Je condamne fermement cette recrudescence de la violence gratuite à l’université. La pression et le chantage ne sauraient prospérer. Les réformes seront mises en œuvre avec la plus grande ouverture mais sans faiblesse de la part de l’Etat. Les étudiants sont en droit d’exiger de meilleures conditions d’étude mais ils n’ont pas le droit de casser l’université. Nous sommes en train de communiquer avec eux pour les ramener à la raison et leur faire comprendre que l’université sénégalaise doit rester dans le top des leaders en Afrique. Le Président Macky Sall a validé la concertation nationale sur l’avenir de l’enseignement supérieur afin de faire de nos universités des pôles d’excellence. C’est pourquoi il a décidé de mettre 302 milliards dans l’enseignement supérieur. Rien que pour la réhabilitation des universités, nous allons mettre 3 milliards à l'UCAD, 3 milliards à Thiès, 2 milliards à Bambey, 3 milliards à Saint-Louis et 3 milliards à Ziguinchor. La CNAES nous a permis de savoir où nous allons. Le Président Macky Sall a identifié et dit le modèle d'enseignement supérieur qui permet un développement économique et social du Sénégal. Il ne nous reste plus qu'à travailler dans ce sens. Dans tous les cas, l’Etat veillera au respect des droits des étudiants mais il faut que ces derniers comprennent que l’université est entrée dans une phase de mutation irréversible. L'étudiant a un rôle à jouer dans le service à la communauté. Et s'il s'exprime par la violence, il risque d'accentuer la fracture qui le sépare de la société. Quand des paysans acceptent de se délester de centaines d'hectares pour permettre au Président Macky Sall de construire de nouvelles universités, cela signifie que les populations ont de grandes attentes vis-à-vis de notre enseignement supérieur et de nos universités. Pourquoi alors les étudiants devraient-ils rester en marge de cet effort national, de cet élan patriotique?

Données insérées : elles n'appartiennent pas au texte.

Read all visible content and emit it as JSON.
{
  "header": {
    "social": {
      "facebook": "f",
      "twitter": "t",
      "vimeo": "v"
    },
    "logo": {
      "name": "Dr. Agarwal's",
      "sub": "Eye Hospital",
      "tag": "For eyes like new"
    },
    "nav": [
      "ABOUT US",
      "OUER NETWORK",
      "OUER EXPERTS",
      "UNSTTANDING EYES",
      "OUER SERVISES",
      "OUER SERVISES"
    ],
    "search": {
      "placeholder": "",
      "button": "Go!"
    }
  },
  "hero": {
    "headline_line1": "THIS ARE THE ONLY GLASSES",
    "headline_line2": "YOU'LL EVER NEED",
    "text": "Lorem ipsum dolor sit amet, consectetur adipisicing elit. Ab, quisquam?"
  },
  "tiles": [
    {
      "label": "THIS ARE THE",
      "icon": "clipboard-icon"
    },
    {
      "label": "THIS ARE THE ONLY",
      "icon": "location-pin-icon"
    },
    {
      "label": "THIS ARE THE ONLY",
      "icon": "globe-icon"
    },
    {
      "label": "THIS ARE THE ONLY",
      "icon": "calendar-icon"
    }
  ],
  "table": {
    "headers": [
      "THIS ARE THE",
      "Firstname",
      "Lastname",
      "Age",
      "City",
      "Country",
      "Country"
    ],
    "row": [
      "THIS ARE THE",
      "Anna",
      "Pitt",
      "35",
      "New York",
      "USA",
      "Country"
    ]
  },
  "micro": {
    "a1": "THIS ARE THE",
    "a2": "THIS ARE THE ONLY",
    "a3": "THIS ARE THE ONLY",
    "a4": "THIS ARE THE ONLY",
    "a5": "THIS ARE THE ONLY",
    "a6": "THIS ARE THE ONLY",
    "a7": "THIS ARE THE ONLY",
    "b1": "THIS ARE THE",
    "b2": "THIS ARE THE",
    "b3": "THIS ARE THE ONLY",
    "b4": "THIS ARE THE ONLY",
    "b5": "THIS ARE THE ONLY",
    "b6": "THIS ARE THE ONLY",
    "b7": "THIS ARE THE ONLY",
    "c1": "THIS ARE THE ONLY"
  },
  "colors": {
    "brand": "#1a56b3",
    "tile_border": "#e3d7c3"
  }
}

Quelles solutions pour éradiquer la violence à l’université ?
Il faut conjuguer nos efforts dans le but de faire aboutir les réformes. Il faut aussi accepter que nos universités doivent changer. La généralisation des contrats de performance permettra d'être exigent par rapport au résultat. D'ailleurs 5 universités sur les 8 ont signé leur contrat de performance. La police universitaire est aussi une des solutions qui nous permettrons de pacifier l’espace universitaire. Certains étudiants qui brandissent l’argument de la franchise universitaire pour s’opposer à la police universitaire font de l’amalgame. Franchise universitaire ne signifie pas désordre universitaire. Si les étudiants sont contre la police universitaire, j’aimerais bien savoir ce qu’ils proposent pour lutter contre les violences au sein des universités. Dans tous les cas, l’université sénégalaise ne peut pas être une zone de non droit. Elle doit être un creuset de savoir et un laboratoire d’idées. Malheureusement la tendance actuelle fait de nos universités les repaires de la délinquance et du banditisme. Mais je dois préciser que cette violence dans les universités est le fait d’une minorité d’étudiants qui pensent qu’il faut casser pour exister. Ceux qui s’agitent ont des desseins inavoués car les véritables étudiants se sont déjà inscrits. Près de 90% des étudiants ont rempli les formalités relatives à l’inscription et le processus suit son cours normal. En somme, je pense que force restera à la loi. Dans un monde où, comme disent les anglais, "every body is runing to be better", nous devons courir très vite pour rester leader en Afrique.